Gazelle also includes a test for malaria, also developed at Case Western Reserve by a team led by Brian Grimberg, an assistant professor of pathology, international health, infectious disease and immunology at the School of Medicine’s Center for Global Health & Diseases.

Hemex is seeking the same regulatory approval for malaria testing as it has for the sickle-cell tests and is working to develop tests for anemia and COVID-19.

CASE WESTERN RESERVE’S ROLE
“This is a special day for me and for my lab members,” said Umut Gurkan, the Warren E. Rupp Associate Professor in the Department of Mechanical and Aerospace Engineering in the Case School of Engineering.

Gurkan leads a university team that also recently was awarded up to $3.7 million from the NHLBI to assess emerging genome editing-based therapies being tested for SCD at leading U.S. research universities and hospitals.

Concurrently, his team was working on the electrophoresis technology used in the Gazelle platform. It was invented in Gurkan’s Case Biomanufacturing and Microfabrication Laboratory (CASE BML) in 2014, he said.

“Our lab at CWRU worked on the initial prototype development, proof-of-concept testing and initial clinical validation with support from Clinical and Translational Science Collaborative (CTSC) and Case Coulter Translational Research Partnership,” Gurkan said.

Initial clinical studies of the sickle-cell technology were done in 2014-16 in collaboration with the Sickle Cell Program at University Hospitals Cleveland Medical Center, which then expanded to Nigeria, India and Thailand. The results were published this year in the Analyst journal of the Royal Society of Chemistry.

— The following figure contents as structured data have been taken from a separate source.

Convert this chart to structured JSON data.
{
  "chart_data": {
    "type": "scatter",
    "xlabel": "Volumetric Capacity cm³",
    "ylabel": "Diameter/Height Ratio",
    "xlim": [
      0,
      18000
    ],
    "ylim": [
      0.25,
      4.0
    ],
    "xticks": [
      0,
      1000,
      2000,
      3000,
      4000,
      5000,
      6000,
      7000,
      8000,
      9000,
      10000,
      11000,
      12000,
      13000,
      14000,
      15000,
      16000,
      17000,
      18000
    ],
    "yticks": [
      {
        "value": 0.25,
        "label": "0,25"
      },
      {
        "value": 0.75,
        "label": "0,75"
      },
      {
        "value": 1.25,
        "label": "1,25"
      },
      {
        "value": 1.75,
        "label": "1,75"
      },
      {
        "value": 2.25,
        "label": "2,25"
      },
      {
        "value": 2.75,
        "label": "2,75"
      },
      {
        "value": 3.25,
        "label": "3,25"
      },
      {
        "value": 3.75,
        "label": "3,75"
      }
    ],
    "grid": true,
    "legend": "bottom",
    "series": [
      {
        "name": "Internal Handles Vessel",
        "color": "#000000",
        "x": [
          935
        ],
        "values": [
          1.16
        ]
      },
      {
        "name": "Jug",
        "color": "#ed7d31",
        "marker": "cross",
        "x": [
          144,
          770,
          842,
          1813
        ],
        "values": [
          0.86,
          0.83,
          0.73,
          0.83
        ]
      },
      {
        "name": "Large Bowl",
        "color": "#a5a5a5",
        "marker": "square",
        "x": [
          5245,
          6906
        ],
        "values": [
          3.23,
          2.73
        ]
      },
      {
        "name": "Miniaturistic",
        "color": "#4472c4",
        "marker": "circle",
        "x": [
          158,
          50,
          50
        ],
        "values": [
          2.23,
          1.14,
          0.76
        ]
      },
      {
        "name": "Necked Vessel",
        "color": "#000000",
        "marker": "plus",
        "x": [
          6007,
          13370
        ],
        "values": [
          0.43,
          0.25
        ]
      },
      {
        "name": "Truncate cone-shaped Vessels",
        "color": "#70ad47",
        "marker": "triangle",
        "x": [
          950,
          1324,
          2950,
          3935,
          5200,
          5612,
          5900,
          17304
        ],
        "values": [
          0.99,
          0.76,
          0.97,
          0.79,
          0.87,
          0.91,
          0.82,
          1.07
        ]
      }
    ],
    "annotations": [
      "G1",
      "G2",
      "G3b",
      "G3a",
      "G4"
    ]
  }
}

Hemex Health licensed the microchip electrophoresis technology from CWRU in 2016, Gurkan said.

“And since then, we worked closely with Hemex in making this product a reality,” he said, citing support from “many individuals, organizations and funding agencies, primarily NHLBI, National Institute of Diabetes and Digestive and Kidney Diseases (NIDDK) and National Institute of Allergy and Infectious Diseases (NIAID) small business programs.”

Gurkan also said “invention of this technology at CWRU specifically played a key role in its success in translation,” pointing out that Case Western Reserve is in the top 100 nationally for utility patents.

“This speaks to the attention given to protection of intellectual property, patenting, licensing, and commercialization efforts by the CWRU Technology Transfer Office led by Michael Haag,” Gurkan said.

RAPID MALARIA DIAGNOSTICS
While Gurkan is the primary investigator from Case Western Reserve regarding sickle cell disease, Grimberg is the head of the research into the malaria diagnostics.

“It has been nearly 10 years since I shone a laser pointer through my sunglasses and at a test tube containing malaria-infected blood and saw that when we brought magnets near the blood sample that the laser spot on the far wall became dimmer and smaller,” Grimberg said. “All our steadfast efforts and continued funding stemmed from this moment to the present where the idea of inexpensive rapid malaria diagnostics has been brought into the world where it can diagnose people.”

Both Grimberg’s malaria project (in 2016) and the Gurkan’s sickle cell diagnostic tool (in 2018) won U.S. Patent and Trademark Office Patent for Humanity Awards.

THE ‘SMARTPHONE OF DIAGNOSTICS’
“Gazelle is ‘the smartphone of diagnostics’ because it integrates powerful consumer electronics, digital storage and wireless communication into a portable, multi-disease platform,” Hemex Health’s co-founder and CEO Patti White said in the company’s release. “Our mission is focused on using these powerful, affordable technologies to improve diagnostics for those living in low resource settings.”

Hemex worked with endemic country health care experts to rethink diagnostics for low resource settings. With this input, Hemex engineered Gazelle to make a highly accurate test for SCD and other hemoglobin variants widely available for at risk populations.